ALBUQUERQUE, N.M. — Years went by – six to be exact – before Ben Daitz could finish his “pet” project.
The 30-year filmmaker has made other documentaries throughout his career but this one was special.
“I wanted to do this film because I lived in northern New Mexico and I also worked up there,” he says. “I started reading the Sun intermittently for years and I like newspapers and what they stand for.”
Daitz’s finished product is “The Sun Never Sets.” The film follows reporters and editors from the Rio Grande Sun, based in Española, as they write about the news, sports, arts and culture of a large, rural county.
It is narrated by Bob Edwards, who is an award-winning news anchor and radio host, and also features Tony Hillerman speaking about the role of community newspapers and Jock Lauterer, who teaches journalism a the University of North Carolina.
“Getting some of these interviews were vital to telling the story,” he says. “Newspapers are an important part of this culture and I wanted to show how this culture holds newspapers close.”
The film has been selected for the Hot Springs Documentary Film Festival, the Ojai Film Festival and the Albuquerque Film and Media Experience. The film also will be screened on Aug. 10 at the Newseum in Washington, D.C.
“This is such a huge honor for this film because it continues to get exposure from all over the country,” he says. “The Newseum is a cool little place and they actually sought us out to show this. I think it speaks well for the film.”
In addition to those screenings, New Mexico PBS is slated to screen the documentary at 7 p.m. Thursday, June 20 on channel 5.1.
“Having it aired on the local PBS station is also going to give us some more reach,” he says. “Hopefully, it will lead to a national airing, which would be phenomenal.”
In addition to being a filmmaker, Daitz is a physician and writer. His work has been shown and honored by PBS, American Public Television and multiple film festivals and he’s received Emmy nominations. He is a contributing writer for the New York Times. His novel, “Delivery,” was published by the University of New Mexico Press.

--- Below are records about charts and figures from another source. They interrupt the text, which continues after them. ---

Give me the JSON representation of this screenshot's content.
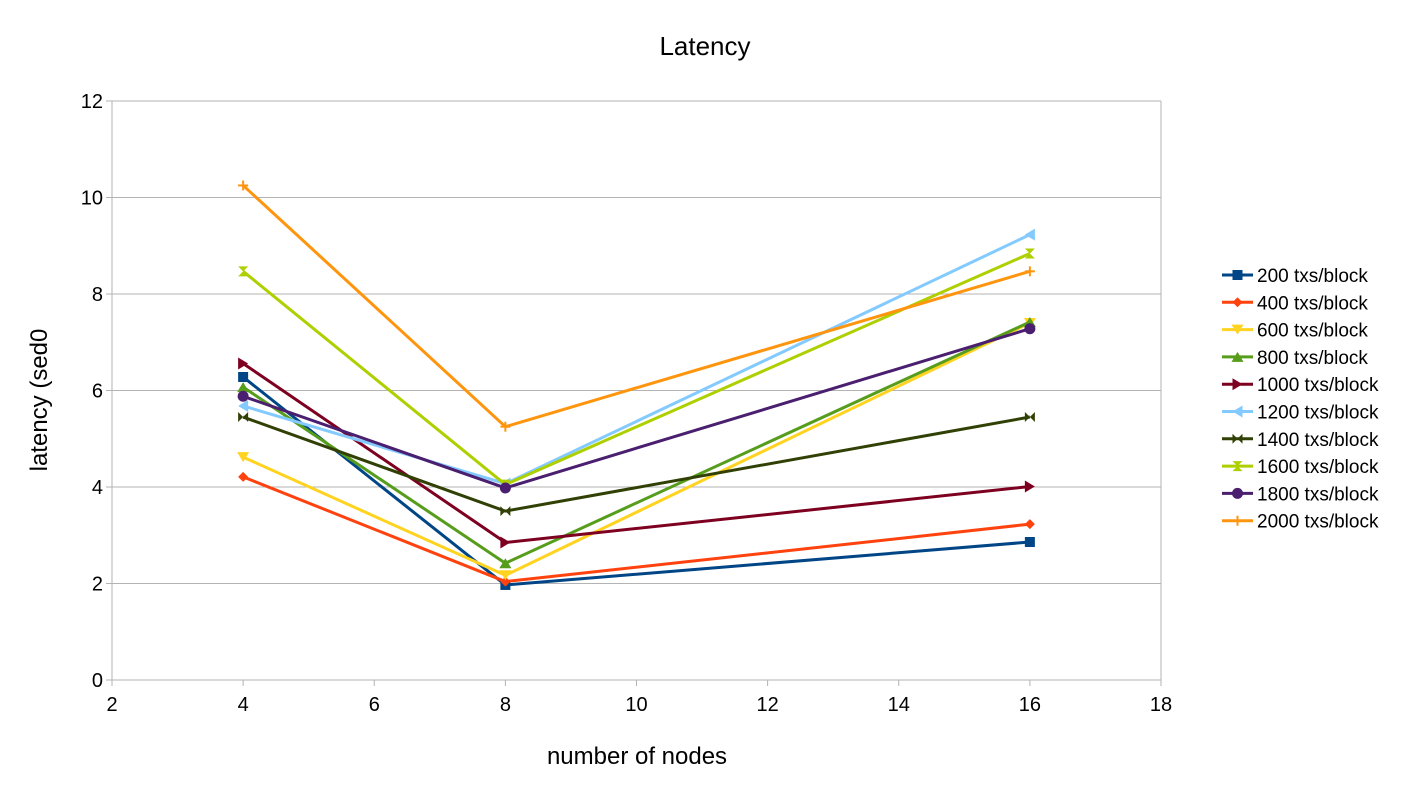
{
  "chart_data": {
    "type": "line",
    "title": "Latency",
    "xlabel": "number of nodes",
    "ylabel": "latency (sed0",
    "xlim": [
      2,
      18
    ],
    "ylim": [
      0,
      12
    ],
    "x_ticks": [
      "2",
      "4",
      "6",
      "8",
      "10",
      "12",
      "14",
      "16",
      "18"
    ],
    "y_ticks": [
      "0",
      "2",
      "4",
      "6",
      "8",
      "10",
      "12"
    ],
    "grid": "horizontal",
    "legend_position": "right",
    "x": [
      4,
      8,
      16
    ],
    "series": [
      {
        "name": "200 txs/block",
        "values": [
          6.28,
          1.97,
          2.86
        ],
        "color": "#004586",
        "marker": "square"
      },
      {
        "name": "400 txs/block",
        "values": [
          4.21,
          2.04,
          3.23
        ],
        "color": "#ff420e",
        "marker": "diamond"
      },
      {
        "name": "600 txs/block",
        "values": [
          4.62,
          2.17,
          7.4
        ],
        "color": "#ffd320",
        "marker": "triangle-down"
      },
      {
        "name": "800 txs/block",
        "values": [
          6.07,
          2.42,
          7.42
        ],
        "color": "#579d1c",
        "marker": "triangle-up"
      },
      {
        "name": "1000 txs/block",
        "values": [
          6.56,
          2.85,
          4.01
        ],
        "color": "#7e0021",
        "marker": "triangle-right"
      },
      {
        "name": "1200 txs/block",
        "values": [
          5.68,
          4.07,
          9.23
        ],
        "color": "#83caff",
        "marker": "triangle-left"
      },
      {
        "name": "1400 txs/block",
        "values": [
          5.45,
          3.5,
          5.45
        ],
        "color": "#314004",
        "marker": "bowtie"
      },
      {
        "name": "1600 txs/block",
        "values": [
          8.47,
          4.05,
          8.84
        ],
        "color": "#aecf00",
        "marker": "hourglass"
      },
      {
        "name": "1800 txs/block",
        "values": [
          5.88,
          3.98,
          7.28
        ],
        "color": "#4b1f6f",
        "marker": "circle"
      },
      {
        "name": "2000 txs/block",
        "values": [
          10.25,
          5.25,
          8.47
        ],
        "color": "#ff950e",
        "marker": "plus"
      }
    ]
  }
}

“For some reason, I always come back to filmmaking,” he says. “It’s gotten easier to do with the technology now available. It still takes time to make a documentary in the right way.”
Daitz says the documentary took him six years to finish mostly because of expenses. He began filming in 2006 and received a New Visions Award for $20,000, which helped start the project.

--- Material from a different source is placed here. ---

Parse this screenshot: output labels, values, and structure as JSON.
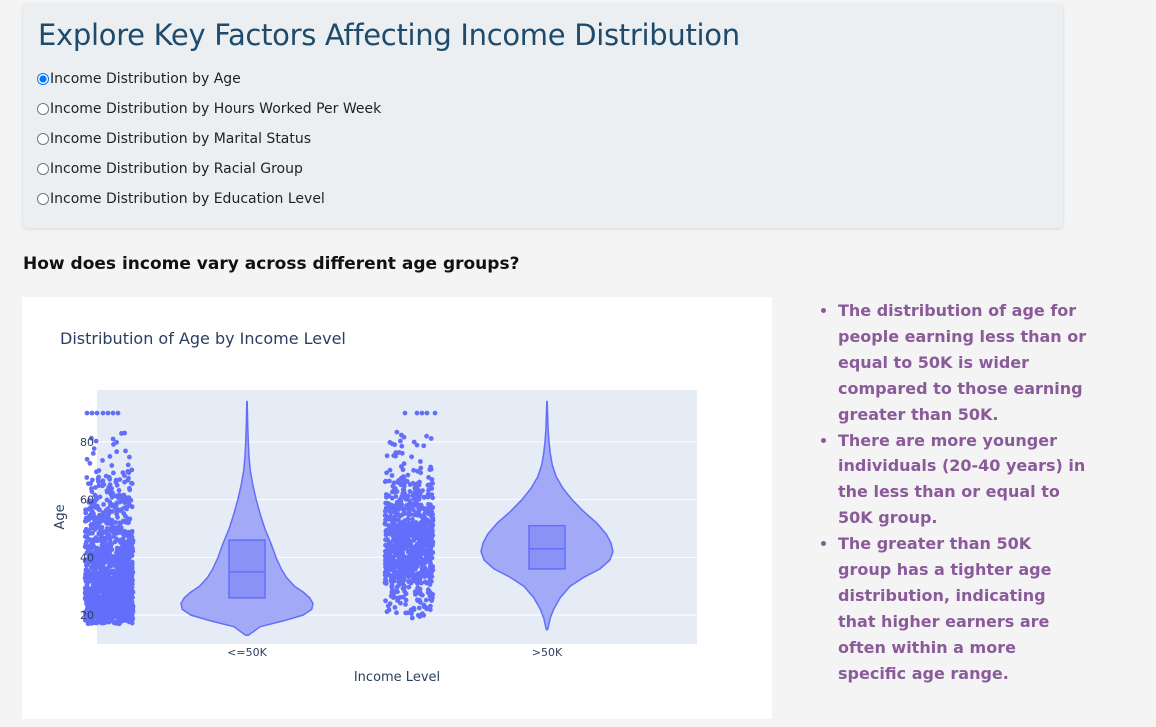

“I thought I would get more grants and then the recession hit,” he says. “I hit up press associations and other organizations, but no one was giving money. Therefore, the project had to wait a bit.”
Daitz would travel from Albuquerque to to film and at one point tried to have reporters use a camera and do a video diary.

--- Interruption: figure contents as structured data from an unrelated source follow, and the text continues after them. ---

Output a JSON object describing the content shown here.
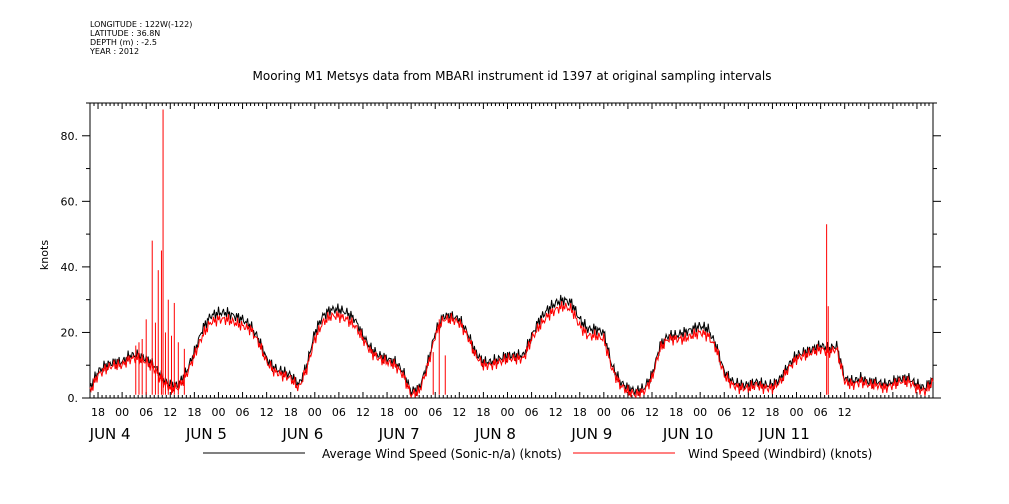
{
  "header": {
    "longitude": "LONGITUDE : 122W(-122)",
    "latitude": "LATITUDE : 36.8N",
    "depth": "DEPTH (m) : -2.5",
    "year": "YEAR : 2012"
  },
  "chart_data": {
    "type": "line",
    "title": "Mooring M1 Metsys data from MBARI instrument id 1397 at original sampling intervals",
    "ylabel": "knots",
    "ylim": [
      0,
      90
    ],
    "yticks": [
      0,
      20,
      40,
      60,
      80
    ],
    "ytick_labels": [
      "0.",
      "20.",
      "40.",
      "60.",
      "80."
    ],
    "xlim_hours": [
      -8,
      202
    ],
    "x_hour_ticks": [
      "18",
      "00",
      "06",
      "12",
      "18",
      "00",
      "06",
      "12",
      "18",
      "00",
      "06",
      "12",
      "18",
      "00",
      "06",
      "12",
      "18",
      "00",
      "06",
      "12",
      "18",
      "00",
      "06",
      "12",
      "18",
      "00",
      "06",
      "12",
      "18",
      "00",
      "06",
      "12"
    ],
    "x_date_labels": [
      "JUN  4",
      "JUN  5",
      "JUN  6",
      "JUN  7",
      "JUN  8",
      "JUN  9",
      "JUN 10",
      "JUN 11"
    ],
    "series": [
      {
        "name": "Average Wind Speed (Sonic-n/a) (knots)",
        "color": "#000000",
        "x_hours": [
          -8,
          -6,
          -4,
          -2,
          0,
          2,
          4,
          6,
          8,
          10,
          12,
          14,
          16,
          18,
          20,
          22,
          24,
          26,
          28,
          30,
          32,
          34,
          36,
          38,
          40,
          42,
          44,
          46,
          48,
          50,
          52,
          54,
          56,
          58,
          60,
          62,
          64,
          66,
          68,
          70,
          72,
          74,
          76,
          78,
          80,
          82,
          84,
          86,
          88,
          90,
          92,
          94,
          96,
          98,
          100,
          102,
          104,
          106,
          108,
          110,
          112,
          114,
          116,
          118,
          120,
          122,
          124,
          126,
          128,
          130,
          132,
          134,
          136,
          138,
          140,
          142,
          144,
          146,
          148,
          150,
          152,
          154,
          156,
          158,
          160,
          162,
          164,
          166,
          168,
          170,
          172,
          174,
          176,
          178,
          180,
          182,
          184,
          186,
          188,
          190,
          192,
          194,
          196,
          198,
          200,
          202
        ],
        "values": [
          3,
          8,
          10,
          11,
          11,
          13,
          13,
          12,
          10,
          6,
          4,
          4,
          8,
          14,
          21,
          25,
          26,
          26,
          25,
          24,
          22,
          18,
          12,
          9,
          8,
          7,
          4,
          10,
          20,
          25,
          27,
          27,
          26,
          24,
          19,
          15,
          13,
          12,
          11,
          8,
          2,
          3,
          10,
          20,
          25,
          25,
          24,
          20,
          14,
          11,
          11,
          12,
          13,
          13,
          13,
          19,
          24,
          27,
          29,
          30,
          29,
          24,
          21,
          21,
          20,
          10,
          5,
          3,
          2,
          3,
          7,
          16,
          19,
          19,
          20,
          21,
          22,
          21,
          16,
          8,
          5,
          4,
          4,
          5,
          4,
          4,
          6,
          10,
          13,
          14,
          15,
          16,
          15,
          16,
          6,
          5,
          6,
          5,
          5,
          4,
          5,
          6,
          6,
          4,
          3,
          6
        ]
      },
      {
        "name": "Wind Speed (Windbird) (knots)",
        "color": "#ff0000",
        "x_hours": [
          -8,
          -6,
          -4,
          -2,
          0,
          2,
          4,
          6,
          8,
          10,
          12,
          14,
          16,
          18,
          20,
          22,
          24,
          26,
          28,
          30,
          32,
          34,
          36,
          38,
          40,
          42,
          44,
          46,
          48,
          50,
          52,
          54,
          56,
          58,
          60,
          62,
          64,
          66,
          68,
          70,
          72,
          74,
          76,
          78,
          80,
          82,
          84,
          86,
          88,
          90,
          92,
          94,
          96,
          98,
          100,
          102,
          104,
          106,
          108,
          110,
          112,
          114,
          116,
          118,
          120,
          122,
          124,
          126,
          128,
          130,
          132,
          134,
          136,
          138,
          140,
          142,
          144,
          146,
          148,
          150,
          152,
          154,
          156,
          158,
          160,
          162,
          164,
          166,
          168,
          170,
          172,
          174,
          176,
          178,
          180,
          182,
          184,
          186,
          188,
          190,
          192,
          194,
          196,
          198,
          200,
          202
        ],
        "values": [
          2,
          7,
          9,
          10,
          10,
          12,
          12,
          11,
          9,
          5,
          3,
          3,
          7,
          13,
          19,
          23,
          24,
          24,
          23,
          22,
          21,
          17,
          11,
          8,
          7,
          6,
          3,
          9,
          18,
          23,
          25,
          25,
          24,
          22,
          18,
          14,
          12,
          11,
          10,
          7,
          1,
          2,
          9,
          19,
          24,
          24,
          23,
          19,
          13,
          10,
          10,
          11,
          12,
          12,
          12,
          18,
          22,
          25,
          27,
          28,
          27,
          22,
          19,
          19,
          18,
          9,
          4,
          2,
          1,
          2,
          6,
          15,
          18,
          18,
          18,
          19,
          20,
          19,
          15,
          7,
          4,
          3,
          3,
          4,
          3,
          3,
          5,
          9,
          12,
          13,
          14,
          15,
          14,
          15,
          5,
          4,
          5,
          4,
          4,
          3,
          4,
          5,
          5,
          3,
          2,
          5
        ]
      },
      {
        "name": "",
        "color": "#ff0000",
        "spikes": [
          {
            "x_hour": 7.5,
            "value": 48
          },
          {
            "x_hour": 9.0,
            "value": 39
          },
          {
            "x_hour": 9.8,
            "value": 45
          },
          {
            "x_hour": 10.2,
            "value": 88
          },
          {
            "x_hour": 11.5,
            "value": 30
          },
          {
            "x_hour": 13.0,
            "value": 29
          },
          {
            "x_hour": 6.0,
            "value": 24
          },
          {
            "x_hour": 5.0,
            "value": 18
          },
          {
            "x_hour": 4.2,
            "value": 17
          },
          {
            "x_hour": 3.4,
            "value": 16
          },
          {
            "x_hour": 8.3,
            "value": 23
          },
          {
            "x_hour": 10.8,
            "value": 20
          },
          {
            "x_hour": 12.3,
            "value": 19
          },
          {
            "x_hour": 14.0,
            "value": 17
          },
          {
            "x_hour": 15.5,
            "value": 15
          },
          {
            "x_hour": 79.0,
            "value": 24
          },
          {
            "x_hour": 77.5,
            "value": 14
          },
          {
            "x_hour": 80.5,
            "value": 13
          },
          {
            "x_hour": 175.5,
            "value": 53
          },
          {
            "x_hour": 175.9,
            "value": 28
          }
        ]
      }
    ],
    "legend": "bottom"
  }
}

“That was sort of a bust because everyone was just too busy,” he says. “I would try to coordinate with them but as we all know, the news business is never really quiet.”
Daitz says if he does another documentary on the news business he would love to do it in video-diary style.
“Who knows, this entire project may turn into a series of sorts,” he says. “It’s the film business and there are plenty of ideas out there.”
While “The Sun Never Sets” is making the festival rounds, Daitz is already working on his next project.
He says it is about a young woman, Marit Rawley, who is autistic and is also a filmmaker.
“We were asked to mentor her and she now has made three films and produced a play,” he says. “She’s making a movie about her play and we’re making a documentary on her.”